Further, Insight is concerned that such broad rankings around a term as vague as “sustainable” says little about how companies deliver on strategy, the context of the sector or corporate ability to deliver sustainable projects or shareholder value.

Further, says Sullivan, it is not clear that compliance with standards equates to good social and environmental outcomes.

Finally, argues Sullivan, from an investor point of view: “Company performance on these, as with any social, environmental or governance issue needs to be seen in the light of the company’s geographic exposure and activities. A standardised benchmark that does not explain how these factors influence company scores is meaningless”

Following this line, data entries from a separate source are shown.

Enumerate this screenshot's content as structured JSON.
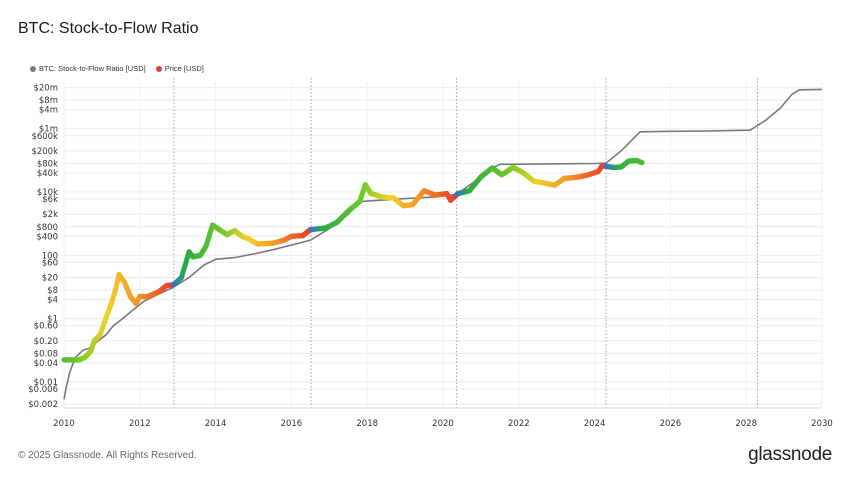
{
  "chart_data": {
    "type": "line",
    "title": "BTC: Stock-to-Flow Ratio",
    "xlabel": "",
    "ylabel": "",
    "y_scale": "log",
    "ylim": [
      0.0015,
      30000000
    ],
    "xlim": [
      2010,
      2030
    ],
    "y_tick_labels": [
      {
        "label": "$20m",
        "v": 20000000
      },
      {
        "label": "$8m",
        "v": 8000000
      },
      {
        "label": "$4m",
        "v": 4000000
      },
      {
        "label": "$1m",
        "v": 1000000
      },
      {
        "label": "$600k",
        "v": 600000
      },
      {
        "label": "$200k",
        "v": 200000
      },
      {
        "label": "$80k",
        "v": 80000
      },
      {
        "label": "$40k",
        "v": 40000
      },
      {
        "label": "$10k",
        "v": 10000
      },
      {
        "label": "$6k",
        "v": 6000
      },
      {
        "label": "$2k",
        "v": 2000
      },
      {
        "label": "$800",
        "v": 800
      },
      {
        "label": "$400",
        "v": 400
      },
      {
        "label": "100",
        "v": 100
      },
      {
        "label": "$60",
        "v": 60
      },
      {
        "label": "$20",
        "v": 20
      },
      {
        "label": "$8",
        "v": 8
      },
      {
        "label": "$4",
        "v": 4
      },
      {
        "label": "$1",
        "v": 1
      },
      {
        "label": "$0.60",
        "v": 0.6
      },
      {
        "label": "$0.20",
        "v": 0.2
      },
      {
        "label": "$0.08",
        "v": 0.08
      },
      {
        "label": "$0.04",
        "v": 0.04
      },
      {
        "label": "$0.01",
        "v": 0.01
      },
      {
        "label": "$0.006",
        "v": 0.006
      },
      {
        "label": "$0.002",
        "v": 0.002
      }
    ],
    "x_ticks": [
      2010,
      2012,
      2014,
      2016,
      2018,
      2020,
      2022,
      2024,
      2026,
      2028,
      2030
    ],
    "halvings": [
      2012.9,
      2016.52,
      2020.36,
      2024.3,
      2028.3
    ],
    "grid": true,
    "legend_position": "top-left",
    "series": [
      {
        "name": "BTC: Stock-to-Flow Ratio [USD]",
        "color": "#7a7a7a",
        "points": [
          [
            2010.0,
            0.0028
          ],
          [
            2010.05,
            0.006
          ],
          [
            2010.15,
            0.02
          ],
          [
            2010.3,
            0.06
          ],
          [
            2010.5,
            0.1
          ],
          [
            2010.7,
            0.12
          ],
          [
            2010.9,
            0.2
          ],
          [
            2011.1,
            0.3
          ],
          [
            2011.3,
            0.6
          ],
          [
            2011.5,
            0.9
          ],
          [
            2011.8,
            1.8
          ],
          [
            2012.1,
            3.5
          ],
          [
            2012.5,
            6
          ],
          [
            2012.9,
            10
          ],
          [
            2013.3,
            20
          ],
          [
            2013.7,
            50
          ],
          [
            2014.0,
            75
          ],
          [
            2014.5,
            85
          ],
          [
            2015.0,
            110
          ],
          [
            2015.5,
            150
          ],
          [
            2016.0,
            210
          ],
          [
            2016.5,
            300
          ],
          [
            2017.0,
            700
          ],
          [
            2017.5,
            2000
          ],
          [
            2017.8,
            5000
          ],
          [
            2018.3,
            5500
          ],
          [
            2019.0,
            6200
          ],
          [
            2019.8,
            7000
          ],
          [
            2020.36,
            8500
          ],
          [
            2020.8,
            20000
          ],
          [
            2021.2,
            50000
          ],
          [
            2021.5,
            75000
          ],
          [
            2022.0,
            76000
          ],
          [
            2023.0,
            78000
          ],
          [
            2024.0,
            80000
          ],
          [
            2024.3,
            82000
          ],
          [
            2024.7,
            200000
          ],
          [
            2025.2,
            800000
          ],
          [
            2026.0,
            830000
          ],
          [
            2027.0,
            850000
          ],
          [
            2028.1,
            900000
          ],
          [
            2028.5,
            1800000
          ],
          [
            2028.9,
            4500000
          ],
          [
            2029.2,
            12000000
          ],
          [
            2029.4,
            17000000
          ],
          [
            2030.0,
            17500000
          ]
        ]
      },
      {
        "name": "Price [USD]",
        "color": "#e0412a",
        "points": [
          [
            2010.0,
            0.05
          ],
          [
            2010.2,
            0.05
          ],
          [
            2010.4,
            0.05
          ],
          [
            2010.55,
            0.06
          ],
          [
            2010.7,
            0.09
          ],
          [
            2010.8,
            0.2
          ],
          [
            2010.95,
            0.3
          ],
          [
            2011.1,
            1.0
          ],
          [
            2011.25,
            3
          ],
          [
            2011.38,
            10
          ],
          [
            2011.45,
            25
          ],
          [
            2011.6,
            14
          ],
          [
            2011.75,
            5
          ],
          [
            2011.9,
            3
          ],
          [
            2012.0,
            5
          ],
          [
            2012.2,
            5
          ],
          [
            2012.5,
            7
          ],
          [
            2012.7,
            11
          ],
          [
            2012.9,
            12
          ],
          [
            2013.1,
            20
          ],
          [
            2013.3,
            130
          ],
          [
            2013.4,
            90
          ],
          [
            2013.6,
            100
          ],
          [
            2013.75,
            200
          ],
          [
            2013.92,
            900
          ],
          [
            2014.1,
            650
          ],
          [
            2014.3,
            450
          ],
          [
            2014.5,
            600
          ],
          [
            2014.7,
            400
          ],
          [
            2014.9,
            320
          ],
          [
            2015.1,
            230
          ],
          [
            2015.5,
            240
          ],
          [
            2015.8,
            300
          ],
          [
            2016.0,
            400
          ],
          [
            2016.3,
            420
          ],
          [
            2016.5,
            650
          ],
          [
            2016.9,
            730
          ],
          [
            2017.2,
            1100
          ],
          [
            2017.5,
            2500
          ],
          [
            2017.8,
            5000
          ],
          [
            2017.95,
            17000
          ],
          [
            2018.1,
            9000
          ],
          [
            2018.4,
            7000
          ],
          [
            2018.7,
            6500
          ],
          [
            2018.95,
            3700
          ],
          [
            2019.2,
            4000
          ],
          [
            2019.5,
            11000
          ],
          [
            2019.8,
            8000
          ],
          [
            2020.1,
            9000
          ],
          [
            2020.2,
            5500
          ],
          [
            2020.4,
            9000
          ],
          [
            2020.7,
            11000
          ],
          [
            2021.0,
            30000
          ],
          [
            2021.3,
            58000
          ],
          [
            2021.55,
            35000
          ],
          [
            2021.85,
            60000
          ],
          [
            2022.1,
            42000
          ],
          [
            2022.4,
            22000
          ],
          [
            2022.7,
            19000
          ],
          [
            2022.95,
            16500
          ],
          [
            2023.2,
            27000
          ],
          [
            2023.5,
            29000
          ],
          [
            2023.8,
            34000
          ],
          [
            2024.1,
            45000
          ],
          [
            2024.2,
            68000
          ],
          [
            2024.5,
            60000
          ],
          [
            2024.7,
            62000
          ],
          [
            2024.9,
            95000
          ],
          [
            2025.1,
            100000
          ],
          [
            2025.25,
            85000
          ]
        ]
      }
    ]
  },
  "legend": [
    {
      "label": "BTC: Stock-to-Flow Ratio [USD]",
      "color": "#7a7a7a"
    },
    {
      "label": "Price [USD]",
      "color": "#e0412a"
    }
  ],
  "footer": "© 2025 Glassnode. All Rights Reserved.",
  "brand": "glassnode"
}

Other investors tend to agree, and at least one of the companies ranked in the top five by M&E told Ethical Corporation it paid little attention to such rankings, preferring to focus on internal performance.

Seb Beloe, head of SRI research at Henderson Global Investors says that while there is something inherently appealing about such rankings, “they are not terribly interesting” for investors concerned about sustainability risk.

Daniel Litvin, director of Critical Resource, a consultancy which advises the oil and mining industry, points out that "metrics on sustainability are the holy grail for business, but most desk analysts are miles away from being able to effectively quantify sustainability and its link with shareholder value". Most of the interesting work in the oil and gas sector, says Litvin, takes place at the project rather than the group level, where data is difficult to get at.

So is the sustainability/CSR movement is well served by trying to rank such companies so definitively in these early days of considering non-financial risk?

Clearly there is a danger that such ratings could push companies to tick boxes to “stay in” rather than focusing on improving their businesses from within. After all, many large companies have stated that part of their CSR goal is to remain in existing rankings and indexes.

The concern is that the compliance tale could wag the CSR dog in companies with limited resources, making them focus on external indicators over internal research, innovation and outcomes.

Perhaps the right question to ask is: which company has improved the most on their past performance without moving the measurement goalposts?

That doesn’t make the companies particularly or easily comparable, but it would help give us a better idea of who is moving in the ‘right’ direction quickest.

Meantime, those interested in business sustainability measurement are perhaps stuck trying to figure out if comparing a Norwegian oil and gas company to a Mexican one is really that helpful.